Open Theses

If you are interested in writing a thesis with us, please send your CV, your grade transcripts (including the Bachelor's transcript if you are a Master's student), a motivation letter and at least three potential topics from the list below to thesis@ukp.tu-darmstadt.de. Due to the current volume of applications, we are temporarily suspending the acceptance of new applications and prioritizing those already in queue.

  • Master Thesis

    This is a broader topic which aims to propose a privacy-preserving strategy to generate synthetic text data with LLMs while resembling the sensitive data distributions. The thesis touches on topics like memorization, text anonymization and differential privacy. The student should ideally start by benchmarking existing synthetic data generation techniques. Then, the work involves implementing differential privacy mechanisms with LLMs and evaluating the privacy-utility tradeoff. More structured RQs can be discussed depending on the student's interests.

    Supervisors: Prof.‘in Dr. Iryna Gurevych, Anmol Goel, M.Sc.

  • Bachelor Thesis

    LLMs are recently being used for emotional support and therapy. However, current LLMs also show undesirable behaviours like sycophancy, where models tailor their responses to follow a human user's view even when that view is not objectively correct. This is especially problematic for settings like mental health. The student will work on the investigation of sycophancy in medical LLMs by first benchmarking the prevalence of sycophancy in SoTA LLMs. They will then generate synthetic preference data to reduce sycophancy and evaluate the model.

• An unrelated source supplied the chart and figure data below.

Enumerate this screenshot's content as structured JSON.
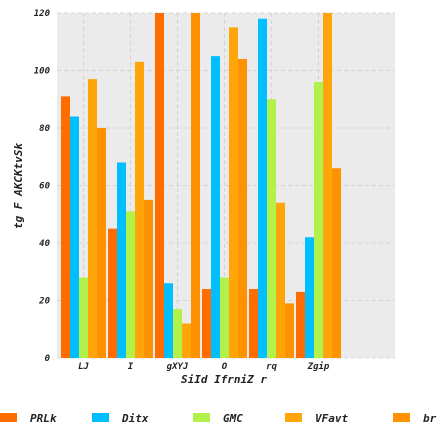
{
  "chart_data": {
    "type": "bar",
    "title": "",
    "xlabel": "SiId IfrniZ r",
    "ylabel": "tg F AKCKtvSk",
    "categories": [
      "LJ",
      "I",
      "gXYJ",
      "O",
      "rq",
      "Zgip"
    ],
    "ylim": [
      0,
      120
    ],
    "yticks": [
      0,
      20,
      40,
      60,
      80,
      100,
      120
    ],
    "grid": true,
    "legend_position": "bottom",
    "series": [
      {
        "name": "PRLk",
        "color": "#ff6d00",
        "values": [
          91,
          45,
          120,
          24,
          24,
          23
        ]
      },
      {
        "name": "Ditx",
        "color": "#00bfff",
        "values": [
          84,
          68,
          26,
          105,
          118,
          42
        ]
      },
      {
        "name": "GMC",
        "color": "#b2f04a",
        "values": [
          28,
          51,
          17,
          28,
          90,
          96
        ]
      },
      {
        "name": "VFavt",
        "color": "#ffa50a",
        "values": [
          97,
          103,
          12,
          115,
          54,
          120
        ]
      },
      {
        "name": "br",
        "color": "#ff9200",
        "values": [
          80,
          55,
          120,
          104,
          19,
          66
        ]
      }
    ]
  }
}
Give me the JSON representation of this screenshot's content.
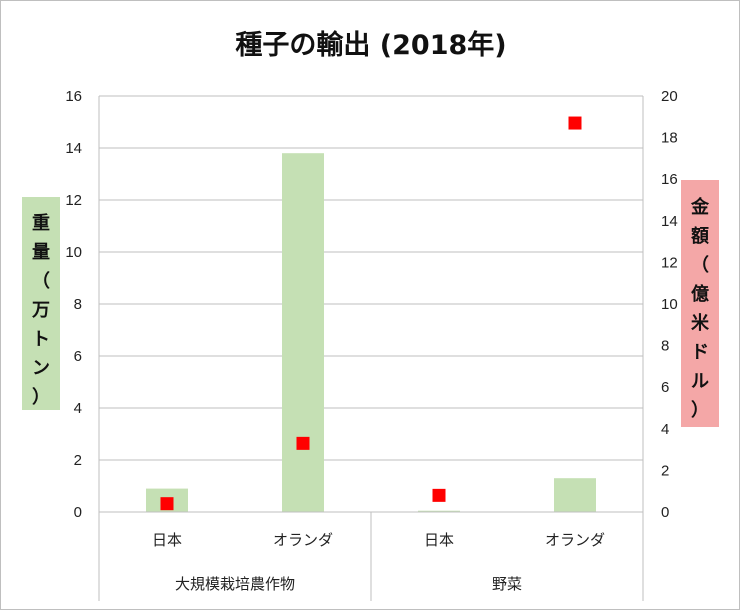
{
  "chart_data": {
    "type": "bar",
    "title": "種子の輸出 (2018年)",
    "categories": [
      "日本",
      "オランダ",
      "日本",
      "オランダ"
    ],
    "groups": [
      {
        "label": "大規模栽培農作物",
        "categories": [
          "日本",
          "オランダ"
        ]
      },
      {
        "label": "野菜",
        "categories": [
          "日本",
          "オランダ"
        ]
      }
    ],
    "series": [
      {
        "name": "重量（万トン）",
        "type": "bar",
        "axis": "left",
        "color": "#c5e0b4",
        "values": [
          0.9,
          13.8,
          0.05,
          1.3
        ]
      },
      {
        "name": "金額（億米ドル）",
        "type": "scatter",
        "axis": "right",
        "color": "#ff0000",
        "values": [
          0.4,
          3.3,
          0.8,
          18.7
        ]
      }
    ],
    "ylabel": "重量（万トン）",
    "ylabel_chars": [
      "重",
      "量",
      "（",
      "万",
      "ト",
      "ン",
      "）"
    ],
    "ylabel_bg": "#c5e0b4",
    "ylim": [
      0,
      16
    ],
    "yticks": [
      "0",
      "2",
      "4",
      "6",
      "8",
      "10",
      "12",
      "14",
      "16"
    ],
    "y2label": "金額（億米ドル）",
    "y2label_chars": [
      "金",
      "額",
      "（",
      "億",
      "米",
      "ド",
      "ル",
      "）"
    ],
    "y2label_bg": "#f4a7a7",
    "y2lim": [
      0,
      20
    ],
    "y2ticks": [
      "0",
      "2",
      "4",
      "6",
      "8",
      "10",
      "12",
      "14",
      "16",
      "18",
      "20"
    ],
    "grid": true,
    "gridline_color": "#bfbfbf"
  }
}
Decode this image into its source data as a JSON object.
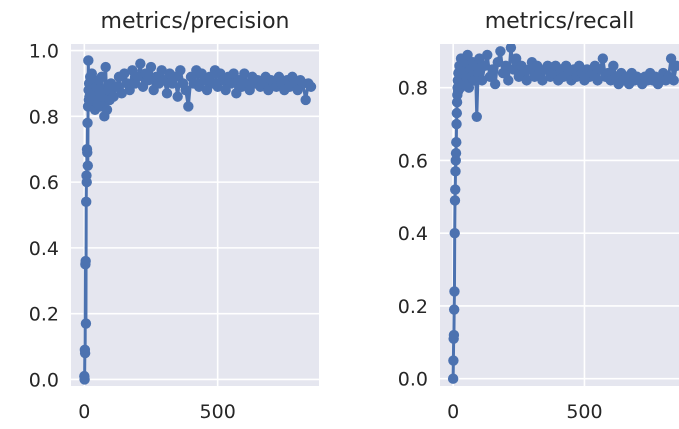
{
  "figure": {
    "background": "#ffffff",
    "plot_background": "#e5e6ef",
    "grid_color": "#ffffff",
    "series_color": "#4c72b0",
    "text_color": "#262626"
  },
  "chart_data": [
    {
      "type": "line",
      "title": "metrics/precision",
      "xlabel": "",
      "ylabel": "",
      "xlim": [
        -50,
        880
      ],
      "ylim": [
        -0.02,
        1.02
      ],
      "xticks": [
        0,
        500
      ],
      "xtick_labels": [
        "0",
        "500"
      ],
      "yticks": [
        0.0,
        0.2,
        0.4,
        0.6,
        0.8,
        1.0
      ],
      "ytick_labels": [
        "0.0",
        "0.2",
        "0.4",
        "0.6",
        "0.8",
        "1.0"
      ],
      "grid": true,
      "markers": true,
      "series": [
        {
          "x": [
            0,
            1,
            2,
            3,
            4,
            5,
            6,
            7,
            8,
            9,
            10,
            11,
            12,
            13,
            14,
            15,
            16,
            17,
            18,
            19,
            20,
            22,
            24,
            26,
            28,
            30,
            35,
            40,
            45,
            50,
            55,
            60,
            65,
            70,
            75,
            80,
            85,
            90,
            95,
            100,
            110,
            120,
            130,
            140,
            150,
            160,
            170,
            180,
            190,
            200,
            210,
            220,
            230,
            240,
            250,
            260,
            270,
            280,
            290,
            300,
            310,
            320,
            330,
            340,
            350,
            360,
            370,
            380,
            390,
            400,
            410,
            420,
            430,
            440,
            450,
            460,
            470,
            480,
            490,
            500,
            510,
            520,
            530,
            540,
            550,
            560,
            570,
            580,
            590,
            600,
            610,
            620,
            630,
            640,
            650,
            660,
            670,
            680,
            690,
            700,
            710,
            720,
            730,
            740,
            750,
            760,
            770,
            780,
            790,
            800,
            810,
            820,
            830,
            840,
            850
          ],
          "y": [
            0.01,
            0.0,
            0.09,
            0.08,
            0.35,
            0.36,
            0.17,
            0.54,
            0.62,
            0.6,
            0.7,
            0.69,
            0.78,
            0.65,
            0.83,
            0.97,
            0.88,
            0.85,
            0.9,
            0.86,
            0.84,
            0.92,
            0.88,
            0.87,
            0.93,
            0.85,
            0.9,
            0.82,
            0.89,
            0.84,
            0.91,
            0.83,
            0.92,
            0.86,
            0.8,
            0.95,
            0.82,
            0.88,
            0.85,
            0.9,
            0.86,
            0.89,
            0.92,
            0.87,
            0.93,
            0.9,
            0.88,
            0.94,
            0.9,
            0.92,
            0.96,
            0.89,
            0.93,
            0.91,
            0.95,
            0.88,
            0.92,
            0.9,
            0.94,
            0.91,
            0.87,
            0.93,
            0.9,
            0.92,
            0.86,
            0.94,
            0.9,
            0.88,
            0.83,
            0.92,
            0.9,
            0.94,
            0.89,
            0.93,
            0.91,
            0.88,
            0.92,
            0.9,
            0.94,
            0.89,
            0.93,
            0.91,
            0.88,
            0.92,
            0.9,
            0.93,
            0.87,
            0.91,
            0.89,
            0.93,
            0.9,
            0.88,
            0.92,
            0.9,
            0.91,
            0.89,
            0.9,
            0.92,
            0.88,
            0.91,
            0.9,
            0.89,
            0.92,
            0.9,
            0.88,
            0.91,
            0.89,
            0.92,
            0.9,
            0.88,
            0.91,
            0.9,
            0.85,
            0.9,
            0.89
          ]
        }
      ]
    },
    {
      "type": "line",
      "title": "metrics/recall",
      "xlabel": "",
      "ylabel": "",
      "xlim": [
        -50,
        860
      ],
      "ylim": [
        -0.02,
        0.92
      ],
      "xticks": [
        0,
        500
      ],
      "xtick_labels": [
        "0",
        "500"
      ],
      "yticks": [
        0.0,
        0.2,
        0.4,
        0.6,
        0.8
      ],
      "ytick_labels": [
        "0.0",
        "0.2",
        "0.4",
        "0.6",
        "0.8"
      ],
      "grid": true,
      "markers": true,
      "series": [
        {
          "x": [
            0,
            1,
            2,
            3,
            4,
            5,
            6,
            7,
            8,
            9,
            10,
            11,
            12,
            13,
            14,
            15,
            16,
            17,
            18,
            19,
            20,
            22,
            24,
            26,
            28,
            30,
            35,
            40,
            45,
            50,
            55,
            60,
            65,
            70,
            75,
            80,
            85,
            90,
            95,
            100,
            110,
            120,
            130,
            140,
            150,
            160,
            170,
            180,
            190,
            200,
            210,
            220,
            230,
            240,
            250,
            260,
            270,
            280,
            290,
            300,
            310,
            320,
            330,
            340,
            350,
            360,
            370,
            380,
            390,
            400,
            410,
            420,
            430,
            440,
            450,
            460,
            470,
            480,
            490,
            500,
            510,
            520,
            530,
            540,
            550,
            560,
            570,
            580,
            590,
            600,
            610,
            620,
            630,
            640,
            650,
            660,
            670,
            680,
            690,
            700,
            710,
            720,
            730,
            740,
            750,
            760,
            770,
            780,
            790,
            800,
            810,
            820,
            830,
            840,
            850
          ],
          "y": [
            0.0,
            0.05,
            0.11,
            0.12,
            0.19,
            0.24,
            0.4,
            0.49,
            0.52,
            0.57,
            0.6,
            0.62,
            0.65,
            0.7,
            0.73,
            0.76,
            0.78,
            0.8,
            0.82,
            0.79,
            0.84,
            0.81,
            0.86,
            0.83,
            0.8,
            0.88,
            0.84,
            0.81,
            0.87,
            0.83,
            0.89,
            0.8,
            0.85,
            0.83,
            0.87,
            0.82,
            0.86,
            0.72,
            0.84,
            0.88,
            0.82,
            0.86,
            0.89,
            0.83,
            0.85,
            0.81,
            0.87,
            0.9,
            0.84,
            0.86,
            0.82,
            0.91,
            0.85,
            0.88,
            0.83,
            0.86,
            0.84,
            0.82,
            0.85,
            0.87,
            0.83,
            0.86,
            0.84,
            0.82,
            0.85,
            0.86,
            0.83,
            0.84,
            0.86,
            0.82,
            0.85,
            0.83,
            0.86,
            0.84,
            0.82,
            0.85,
            0.83,
            0.86,
            0.84,
            0.82,
            0.85,
            0.83,
            0.84,
            0.86,
            0.82,
            0.85,
            0.88,
            0.83,
            0.84,
            0.82,
            0.86,
            0.83,
            0.81,
            0.84,
            0.82,
            0.83,
            0.81,
            0.84,
            0.82,
            0.83,
            0.82,
            0.81,
            0.83,
            0.82,
            0.84,
            0.82,
            0.83,
            0.81,
            0.82,
            0.84,
            0.82,
            0.83,
            0.88,
            0.82,
            0.86
          ]
        }
      ]
    }
  ]
}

    Supervisors: Prof.‘in Dr. Iryna Gurevych, Anmol Goel, M.Sc.

  • Bachelor Thesis

    The goal is to train toy language models on various formal languages across the Chomsky hierarchy and characterize the training dynamics. Notions like grokking, double descent (on gradient updates, training data, parameter size), formation of circuits, etc. will be investigated. By default, Transformer-based models will be of key focus; however, state-space models and traditional RNNs will be experimented with as well.

    Supervisors: Prof.‘in Dr. Iryna Gurevych, Subhabrata Dutta, PhD

  • Bachelor Thesis

    The goal is to investigate the representation of document structure of LLMs. There will be two kinds of experiments. 1. Checking how well LLMs represent document structure by asking them to retrieve specific sections of documents or identifying the relations between certain segments. 2. Checking whether adding structural markers to the document input (such as markdown) improves performance on long document downstream tasks.

    Supervisors: Prof.‘in Dr. Iryna Gurevych, Jan Buchmann, M.Sc.

  • Master Thesis

    This is a broader topic complex consisting of multiple concrete research questions to be addressed. The key idea evolves around the use of Pearl's structural causal models as text generation processes and exploring the potentials of contemporary LMs for this purpose. The topic comprises artificial data generation and causal estimation using LLMs.

    Supervisors: Prof.‘in Dr. Iryna Gurevych, Nils Dycke, M.Sc.

  • Master Thesis

    This thesis aimed to utilize prior learning on the early period of training and OOD generalization to improve the efficiency of training and create efficient architecture. The student should have a strong math/ML background.

    Supervisors: Prof.‘in Dr. Iryna Gurevych, Cecilia Liu, M.Sc.

  • Master Thesis

    Language models represent words and sentences as long vectors capturing their meaning, so-called “embeddings”. This representation has proven successful for various natural language tasks. However, encoding these high-dimensional embeddings onto a quantum computer is challenging and resource-intensive, often requiring a large number of qubits and complex gate operations. This project aims to develop new methodologies for representing information on quantum devices, focusing on achieving effective performance in natural language tasks while reducing hardware costs, such as minimizing the number of gates and qubits needed. By optimizing these representations, the goal is to make quantum computing more practical and efficient for language-related applications. This thesis requires a background in quantum computing / quantum information theory.

    Supervisors: Prof.‘in Dr. Iryna Gurevych, Federico Tiblias, M.Sc.

  • Bachelor Thesis

    Our latest work has shown promising results for a quantum-native text classification algorithm. The model exploits a novel encoding procedure to represent inputs, and has been tested on a sentiment analysis task. In this project we expand the scope by evaluating the model on different tasks, seek ways to extend it beyond binary classification, and possibly evaluate its performance on quantum hardware. This thesis requires a background in quantum computing / quantum information theory.

    Supervisors: Prof.‘in Dr. Iryna Gurevych, Federico Tiblias, M.Sc.

  • Bachelor Thesis

    The thesis explores methodologies for identifying text modifications made by large language models (LLMs). This research aims to develop robust algorithms and tools to distinguish human-authored content from revisions or completions generated by AI, ensuring the integrity and originality of textual documents in various applications.

    Supervisors: Prof.‘in Dr. Iryna Gurevych, Qian Ruan, M.Sc.